Встретились мы с Громовым на лестнице.

— Ты ко мне? — спросил он.

— К тебе. Мне необходимо срочно повидаться с мальчиком.

— А, собственно, зачем?

— Выяснить одно обстоятельство.

— Если про костюм, то не стоит выяснять. Обидится. Он ведь костюм взял из твоей памяти, а не из химчистки.

— А ты откуда знаешь про костюм?

— Твоя мать встретила меня вчера и рассказала. Но это просто совпадение. Ему чужие вещи не нужны. И из кабинета он тоже не выходит. Я за это ручаюсь.

— Да нет. Я не про костюм у него хочу выяснить.

— А про что?

— Про то, кажется он или существует на самом деле?

— Он и существует и кажется.

Я немножко растерялся от этого неожиданного ответа. И впервые пожалел, что сейчас нет со мной Витьки. Витька уж наверняка знал — можно ли одновременно и существовать и казаться. Он ведь все энциклопедии читал.

— А это не идеализм? — спросил я Громова.

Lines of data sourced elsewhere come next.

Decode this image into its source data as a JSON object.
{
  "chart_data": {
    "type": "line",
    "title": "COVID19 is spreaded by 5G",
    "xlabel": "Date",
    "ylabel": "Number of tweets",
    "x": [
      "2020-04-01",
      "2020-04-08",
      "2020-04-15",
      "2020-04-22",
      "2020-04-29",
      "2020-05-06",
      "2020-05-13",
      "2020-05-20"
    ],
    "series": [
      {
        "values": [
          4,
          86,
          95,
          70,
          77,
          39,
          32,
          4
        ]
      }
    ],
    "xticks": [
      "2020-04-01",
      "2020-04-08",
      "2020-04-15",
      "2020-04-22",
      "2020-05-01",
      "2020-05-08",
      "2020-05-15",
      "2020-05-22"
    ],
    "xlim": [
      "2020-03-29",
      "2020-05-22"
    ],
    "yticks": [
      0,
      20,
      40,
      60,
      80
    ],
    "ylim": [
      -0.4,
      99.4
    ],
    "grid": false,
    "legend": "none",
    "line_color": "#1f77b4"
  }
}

— Нет, не идеализм. Ведь мы тоже существуем и кажемся.

— Не понимаю, — сказал я.

— Сейчас объясню. Вот ты считаешь Витьку очень умным и многознающим. И я тоже считал. А потом разубедился. Значит, одно дело — это Витька, каков он есть на самом деле. А другое — каким он мне казался.

— Значит, мальчик тоже не такой, какой он есть на самом деле?

— Нет, тут дело сложнее. Теория информации, воздействие неизвестных нам импульсов на сферу, ведающую воображением, нет, не телепатия, другое. Он мне объяснял.

— А ты мне объяснишь?

— Некогда. Мать послала за дрожжами. Пирог хочет печь. У нас гости будут. Археологи, антропологи. Ну, пока!

Хоть я никогда не видел антропологов, но очень на них рассердился. Из-за них и из-за этого несчастного пирога пришлось отложить свидание с мальчиком.

Чтобы не томить других и самого себя, я пропущу целую неделю и прямо расскажу о моей второй встрече с мальчиком.

Когда Громов открыл дверь в кабинет, мне опять стало холодно. Даже почему-то холоднее, чем в прошлый раз.

Мальчик стоял на том же месте и улыбался. И в этот раз он тоже был похож на меня, но меньше. Гораздо меньше. Во-первых, он был чуть повыше меня и пошире в плечах. А во-вторых, у него были чуть заметные рыжие усики, как у Девяткина. В прошлый раз этих усиков не было. Выросли за неделю.

Я посмотрел на его костюм. Костюм тоже был мой, но теперь не тот, что потерялся на Большом в химчистке, а серый, новый, в полоску. Тот, что остался дома в шкафу.

Я сразу подумал: интересно, висит он еще там на металлической распялке или уже исчез?

Потом я покраснел от стыда и испугался: не догадался ли мальчик?

А мальчик, по-видимому, догадался.

— Да, костюм твой, — сказал он. — Извини. Я его занял у тебя на время.

— Из памяти? — спросил я.

— Разумеется, не из шкафа. Я ведь никуда не выхожу.

— И давно?

— Начиная с мелового периода, когда инженеры и физиологи сделали копию.

— А как они ее сделали?

— Об этом я расскажу не тебе.

— А кому?

— Вашим ученым и специалистам. Да и им, чтобы понять принцип, придется отказаться от старых навыков мышления.

— А ты существуешь или только кажешься?

Мальчик хмыкнул носом совсем как Витька Коровин, но плевать на пол не стал, наверное, пожалел труды громовской матери.